The ADA has a 300-day Statute of Limitations (see, 42 USC § 20Q0e-5 [e] [1]), and the Human Rights Law has a three-year Statute of Limitations (see, CPLR 214 [2]). Because the Statute of Limitations for the Human Rights Law is tolled during the pendency of a complaint filed with the New York State Division of Human Rights (see, Penman v Pan Am. World Airways, 69 NY2d 989), the limitations’ period was tolled beginning May 28, 1998, the date on which plaintiff filed his complaint with the Equal Employment Opportunity Commission (EEOC) (see, CPLR 204 [a]; Sunshine v Long Is. Univ., 862 F Supp 26, 30 [charge filed with EEOC is deemed filed with State Division of Human Rights]).

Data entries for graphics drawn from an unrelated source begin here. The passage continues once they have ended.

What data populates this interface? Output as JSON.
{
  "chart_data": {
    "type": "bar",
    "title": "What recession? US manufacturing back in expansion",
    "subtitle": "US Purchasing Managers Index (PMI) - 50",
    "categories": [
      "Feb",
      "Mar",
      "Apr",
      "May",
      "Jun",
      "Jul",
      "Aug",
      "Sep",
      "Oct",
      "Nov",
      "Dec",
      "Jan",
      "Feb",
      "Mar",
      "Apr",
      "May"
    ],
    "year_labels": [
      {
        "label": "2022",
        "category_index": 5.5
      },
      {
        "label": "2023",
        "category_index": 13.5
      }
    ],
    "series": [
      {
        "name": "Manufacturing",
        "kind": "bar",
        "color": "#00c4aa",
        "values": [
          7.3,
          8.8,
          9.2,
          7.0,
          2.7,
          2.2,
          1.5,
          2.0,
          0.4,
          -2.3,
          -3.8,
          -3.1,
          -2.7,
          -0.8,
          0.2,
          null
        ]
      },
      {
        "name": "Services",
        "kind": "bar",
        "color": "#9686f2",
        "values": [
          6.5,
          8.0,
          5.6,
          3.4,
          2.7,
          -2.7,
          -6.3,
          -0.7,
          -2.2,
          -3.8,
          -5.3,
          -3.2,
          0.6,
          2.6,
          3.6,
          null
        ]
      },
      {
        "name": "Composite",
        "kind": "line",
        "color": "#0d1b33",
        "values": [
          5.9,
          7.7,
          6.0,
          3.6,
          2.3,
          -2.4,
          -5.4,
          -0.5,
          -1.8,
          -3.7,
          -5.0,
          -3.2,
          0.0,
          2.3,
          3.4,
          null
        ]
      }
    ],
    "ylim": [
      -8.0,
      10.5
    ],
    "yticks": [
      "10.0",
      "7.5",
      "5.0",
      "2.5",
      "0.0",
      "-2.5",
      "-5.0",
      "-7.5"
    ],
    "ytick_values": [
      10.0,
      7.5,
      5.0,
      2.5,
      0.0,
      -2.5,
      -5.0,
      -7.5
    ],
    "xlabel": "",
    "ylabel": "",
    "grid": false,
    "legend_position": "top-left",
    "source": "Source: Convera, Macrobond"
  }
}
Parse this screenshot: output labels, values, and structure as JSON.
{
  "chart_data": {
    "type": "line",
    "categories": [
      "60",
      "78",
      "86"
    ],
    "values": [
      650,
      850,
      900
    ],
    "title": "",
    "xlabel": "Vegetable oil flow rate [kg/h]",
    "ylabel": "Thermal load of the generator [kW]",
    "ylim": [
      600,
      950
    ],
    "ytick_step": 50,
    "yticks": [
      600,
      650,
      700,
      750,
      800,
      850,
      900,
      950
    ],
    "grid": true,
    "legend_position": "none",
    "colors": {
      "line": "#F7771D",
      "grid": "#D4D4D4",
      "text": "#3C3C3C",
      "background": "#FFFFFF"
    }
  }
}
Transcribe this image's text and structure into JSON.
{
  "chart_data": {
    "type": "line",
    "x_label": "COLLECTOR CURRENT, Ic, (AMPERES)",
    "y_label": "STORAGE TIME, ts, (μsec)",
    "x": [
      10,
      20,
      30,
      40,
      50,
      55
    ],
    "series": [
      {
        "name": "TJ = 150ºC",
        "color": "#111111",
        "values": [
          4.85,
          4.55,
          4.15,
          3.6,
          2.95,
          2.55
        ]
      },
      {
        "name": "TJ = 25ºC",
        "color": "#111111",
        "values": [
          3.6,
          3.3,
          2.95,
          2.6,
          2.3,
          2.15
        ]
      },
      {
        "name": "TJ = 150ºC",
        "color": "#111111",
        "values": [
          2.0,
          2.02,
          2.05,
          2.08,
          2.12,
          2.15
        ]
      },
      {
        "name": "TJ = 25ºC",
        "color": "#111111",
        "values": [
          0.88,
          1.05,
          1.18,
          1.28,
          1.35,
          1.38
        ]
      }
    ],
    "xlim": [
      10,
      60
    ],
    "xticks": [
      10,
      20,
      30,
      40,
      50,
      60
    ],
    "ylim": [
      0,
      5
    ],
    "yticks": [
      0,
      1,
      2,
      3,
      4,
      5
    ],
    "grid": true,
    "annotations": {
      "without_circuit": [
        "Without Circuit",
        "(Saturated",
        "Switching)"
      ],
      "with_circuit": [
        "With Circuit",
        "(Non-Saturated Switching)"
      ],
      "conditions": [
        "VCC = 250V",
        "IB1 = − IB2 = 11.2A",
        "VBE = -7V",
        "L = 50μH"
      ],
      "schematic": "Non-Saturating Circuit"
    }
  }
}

Even with the tolled period, plaintiffs action insofar as it alleges discrimination based on the denial of plaintiffs application for a promotion is time-barred, because the alleged violations of the ADA occurred prior to August 2, 1997 and the alleged violations of the Human Rights Law occurred prior to May 28, 1995. Plaintiff contends that the denial of his promotion was a continuous act of discrimination. However, the denial of plaintiffs promotion in 1993 was a single act and thus does not fall within the continuing violation exception to the title VII limitations’ period for EEOC claims as part of an ongoing policy of discrimination (see, Carrasco v New York City Off-Track Betting Corp., 858 F Supp 28, 31-32, affd 50 F3d 3; see generally, Matter of Russell Sage Coll, v State Div. of Human Rights, 45 AD2d 153, affd 36 NY2d 985).
*900Plaintiff also contends that defendant failed to provide reasonable accommodations. Because plaintiff did not include in his EEOC complaint his present ADA claims based on that alleged failure, the court properly dismissed them based on its lack of jurisdiction to determine them (see, Butts v City of New York Dept, of Hous. Preservation & Dev., 990 F2d 1397). The Legislature did not amend Executive Law § 292 (21) to impose a duty on employers to provide reasonable accommodations until January 1, 1998 (see, L 1997, ch 269, §§ 1, 5). Thus, as conceded by defendant, the order and judgment must be modified by denying defendant’s motion in part and reinstating the complaint insofar as it alleges that, as of January 1, 1998, defendant failed to provide reasonable accommodations under the Human Rights Law as part of an ongoing policy of discrimination. (Appeal from Order and Judgment of Supreme Court, Erie County, Mintz, J. — Summary Judgment.) Present — Green, J. P., Hayes, Hurlbutt, Balio and Lawton, JJ.